L'autre intérêt du tourisme à vélo, c'est l'effort simple et régulier qu'il demande, l'obligation d'une petite discipline et d'une assez forte organisation, toutes choses morales et mentales qui peuvent être mises à mal dans les différents métiers du monde post-moderne, où sont plutôt demandés des efforts heurtés, violents, où il faut courir dans toutes les directions, sans ne jamais quitter son portable... Je ne pense pas spécialement ici au métier de professeur, qui reste encore un métier "traditionnel" même s'il prétend se renouveler sans cesse... Disons que je songe à des métiers plus ingrats, psychologiquement, moralement, et même financièrement.
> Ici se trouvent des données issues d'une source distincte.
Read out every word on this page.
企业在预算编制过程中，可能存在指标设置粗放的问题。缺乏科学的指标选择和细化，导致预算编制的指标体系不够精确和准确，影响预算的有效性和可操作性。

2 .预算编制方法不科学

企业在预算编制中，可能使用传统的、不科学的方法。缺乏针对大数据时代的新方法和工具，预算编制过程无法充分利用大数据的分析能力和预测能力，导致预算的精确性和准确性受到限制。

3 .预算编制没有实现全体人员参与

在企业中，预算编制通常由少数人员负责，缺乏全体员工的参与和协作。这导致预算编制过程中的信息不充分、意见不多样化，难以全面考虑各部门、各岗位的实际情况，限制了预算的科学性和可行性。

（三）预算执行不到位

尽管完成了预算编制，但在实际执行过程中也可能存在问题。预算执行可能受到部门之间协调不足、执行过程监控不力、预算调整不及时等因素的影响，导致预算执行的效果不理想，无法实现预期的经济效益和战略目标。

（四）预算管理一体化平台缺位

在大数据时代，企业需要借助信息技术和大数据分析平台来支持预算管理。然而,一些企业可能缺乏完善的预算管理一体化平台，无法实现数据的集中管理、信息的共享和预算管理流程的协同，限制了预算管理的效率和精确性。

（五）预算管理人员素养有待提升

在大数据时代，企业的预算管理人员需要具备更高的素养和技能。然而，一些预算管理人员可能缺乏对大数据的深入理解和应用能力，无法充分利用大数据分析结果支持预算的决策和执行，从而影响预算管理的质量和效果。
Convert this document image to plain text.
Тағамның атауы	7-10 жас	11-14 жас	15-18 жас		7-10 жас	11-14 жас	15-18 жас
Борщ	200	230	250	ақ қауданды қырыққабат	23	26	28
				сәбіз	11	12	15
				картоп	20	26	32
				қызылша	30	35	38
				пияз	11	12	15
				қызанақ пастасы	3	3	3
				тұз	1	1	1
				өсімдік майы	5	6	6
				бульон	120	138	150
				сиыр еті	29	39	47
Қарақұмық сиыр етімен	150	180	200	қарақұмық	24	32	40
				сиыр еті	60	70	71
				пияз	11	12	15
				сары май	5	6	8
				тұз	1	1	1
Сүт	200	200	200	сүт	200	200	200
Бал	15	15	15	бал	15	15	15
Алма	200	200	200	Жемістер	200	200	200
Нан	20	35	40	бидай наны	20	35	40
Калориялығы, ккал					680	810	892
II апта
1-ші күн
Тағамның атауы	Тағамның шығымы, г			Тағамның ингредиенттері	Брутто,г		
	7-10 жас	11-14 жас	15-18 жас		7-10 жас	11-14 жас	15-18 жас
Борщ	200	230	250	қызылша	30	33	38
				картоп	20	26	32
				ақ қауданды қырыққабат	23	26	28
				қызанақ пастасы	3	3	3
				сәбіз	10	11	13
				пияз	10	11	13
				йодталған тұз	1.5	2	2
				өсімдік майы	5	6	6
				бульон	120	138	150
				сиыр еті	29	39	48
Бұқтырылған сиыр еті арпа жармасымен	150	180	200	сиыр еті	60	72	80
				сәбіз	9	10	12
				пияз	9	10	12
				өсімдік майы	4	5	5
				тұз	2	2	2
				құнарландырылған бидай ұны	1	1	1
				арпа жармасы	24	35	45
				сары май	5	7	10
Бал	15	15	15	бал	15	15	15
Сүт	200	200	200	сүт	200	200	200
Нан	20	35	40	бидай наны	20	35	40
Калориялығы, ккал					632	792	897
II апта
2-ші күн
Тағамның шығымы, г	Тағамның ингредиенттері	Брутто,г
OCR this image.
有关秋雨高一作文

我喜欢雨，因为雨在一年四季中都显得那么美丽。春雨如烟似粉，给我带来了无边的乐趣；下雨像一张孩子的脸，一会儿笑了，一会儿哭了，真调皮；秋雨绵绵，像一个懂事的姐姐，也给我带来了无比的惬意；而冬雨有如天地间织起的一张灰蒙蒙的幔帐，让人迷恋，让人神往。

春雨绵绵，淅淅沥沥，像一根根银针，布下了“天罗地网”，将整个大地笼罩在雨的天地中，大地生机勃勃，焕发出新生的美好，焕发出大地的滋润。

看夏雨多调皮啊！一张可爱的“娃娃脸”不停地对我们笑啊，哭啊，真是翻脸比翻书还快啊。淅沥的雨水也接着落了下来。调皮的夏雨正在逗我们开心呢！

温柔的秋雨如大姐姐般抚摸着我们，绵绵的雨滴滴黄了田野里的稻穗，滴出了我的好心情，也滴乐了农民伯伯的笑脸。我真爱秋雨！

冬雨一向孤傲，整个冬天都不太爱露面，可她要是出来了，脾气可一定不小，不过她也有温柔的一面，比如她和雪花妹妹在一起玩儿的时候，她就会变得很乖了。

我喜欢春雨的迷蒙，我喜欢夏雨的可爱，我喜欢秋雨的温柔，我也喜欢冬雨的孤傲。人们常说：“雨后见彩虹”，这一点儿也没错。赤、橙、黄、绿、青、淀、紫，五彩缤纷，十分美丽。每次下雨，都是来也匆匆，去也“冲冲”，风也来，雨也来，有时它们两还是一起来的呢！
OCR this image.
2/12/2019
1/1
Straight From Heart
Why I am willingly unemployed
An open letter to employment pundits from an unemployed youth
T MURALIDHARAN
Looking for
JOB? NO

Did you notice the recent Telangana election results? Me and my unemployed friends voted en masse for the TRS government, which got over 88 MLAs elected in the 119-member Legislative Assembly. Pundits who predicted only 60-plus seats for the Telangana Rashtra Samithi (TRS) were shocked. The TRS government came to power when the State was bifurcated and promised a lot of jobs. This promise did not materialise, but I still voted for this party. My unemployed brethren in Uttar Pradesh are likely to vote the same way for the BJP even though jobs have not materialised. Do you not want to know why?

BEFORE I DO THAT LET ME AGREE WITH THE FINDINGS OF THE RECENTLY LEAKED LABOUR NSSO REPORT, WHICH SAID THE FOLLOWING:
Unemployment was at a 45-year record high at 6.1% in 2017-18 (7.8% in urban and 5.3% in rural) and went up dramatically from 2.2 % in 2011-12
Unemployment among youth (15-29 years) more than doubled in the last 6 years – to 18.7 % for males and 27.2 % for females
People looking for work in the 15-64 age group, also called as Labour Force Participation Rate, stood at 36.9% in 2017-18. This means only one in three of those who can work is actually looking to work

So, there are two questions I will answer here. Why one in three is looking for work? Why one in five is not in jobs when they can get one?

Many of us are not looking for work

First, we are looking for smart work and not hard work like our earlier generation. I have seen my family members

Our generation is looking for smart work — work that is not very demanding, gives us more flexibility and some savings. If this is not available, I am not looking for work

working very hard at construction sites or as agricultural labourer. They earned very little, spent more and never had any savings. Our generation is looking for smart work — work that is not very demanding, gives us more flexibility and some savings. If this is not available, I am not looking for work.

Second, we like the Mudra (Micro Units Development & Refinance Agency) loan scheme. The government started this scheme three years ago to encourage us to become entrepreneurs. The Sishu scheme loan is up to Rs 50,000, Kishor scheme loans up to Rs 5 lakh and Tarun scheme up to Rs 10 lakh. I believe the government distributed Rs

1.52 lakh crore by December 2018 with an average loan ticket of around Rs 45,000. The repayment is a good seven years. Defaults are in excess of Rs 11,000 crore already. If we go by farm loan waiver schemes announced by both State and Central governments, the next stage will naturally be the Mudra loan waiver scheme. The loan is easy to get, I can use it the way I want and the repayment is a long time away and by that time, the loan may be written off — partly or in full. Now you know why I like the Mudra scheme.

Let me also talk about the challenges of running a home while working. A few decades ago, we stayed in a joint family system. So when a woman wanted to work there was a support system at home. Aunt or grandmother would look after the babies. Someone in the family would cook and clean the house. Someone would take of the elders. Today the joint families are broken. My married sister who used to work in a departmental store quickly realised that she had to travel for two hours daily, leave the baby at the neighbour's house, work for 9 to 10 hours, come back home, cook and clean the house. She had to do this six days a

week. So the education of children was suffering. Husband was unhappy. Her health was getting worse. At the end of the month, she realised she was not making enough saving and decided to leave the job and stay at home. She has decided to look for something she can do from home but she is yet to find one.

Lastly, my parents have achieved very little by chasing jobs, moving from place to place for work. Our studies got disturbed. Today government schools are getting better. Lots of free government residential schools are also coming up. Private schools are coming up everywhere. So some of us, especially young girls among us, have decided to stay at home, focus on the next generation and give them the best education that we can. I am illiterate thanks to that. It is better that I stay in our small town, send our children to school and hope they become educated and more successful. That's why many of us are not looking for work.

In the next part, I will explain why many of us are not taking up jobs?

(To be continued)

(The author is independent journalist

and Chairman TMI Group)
Mais reconnaissons aussi que le périple à vélo nécessite une assez bonne santé physique et mentale, ainsi et surtout que deux à trois bonnes semaines de congés; on comprendra aisément que ce sont surtout des professeurs qui le pratiquent !
Beaucoup d'autres intérêts peuvent être vus et pris dans le périple à vélo; je pense aux cyclo-randonneurs qui ont le goût de l'architecture et des vieilles pierres, je pense aux cyclo-randonneurs qui étudient l'écologie, l'environnement, les cours d'eau, et pourquoi pas à ceux qui s'intéressent à la sociologie rurale, car l'espèce paysanne est aussi menacée de disparition que celle des abeilles !
Pour l'instant je m'en tiens à ces quelques observations générales; mais nul doute que ce périple m'a fait une certaine forte impression qui aura par la suite et à travers mon métier différentes occasions de s'exprimer.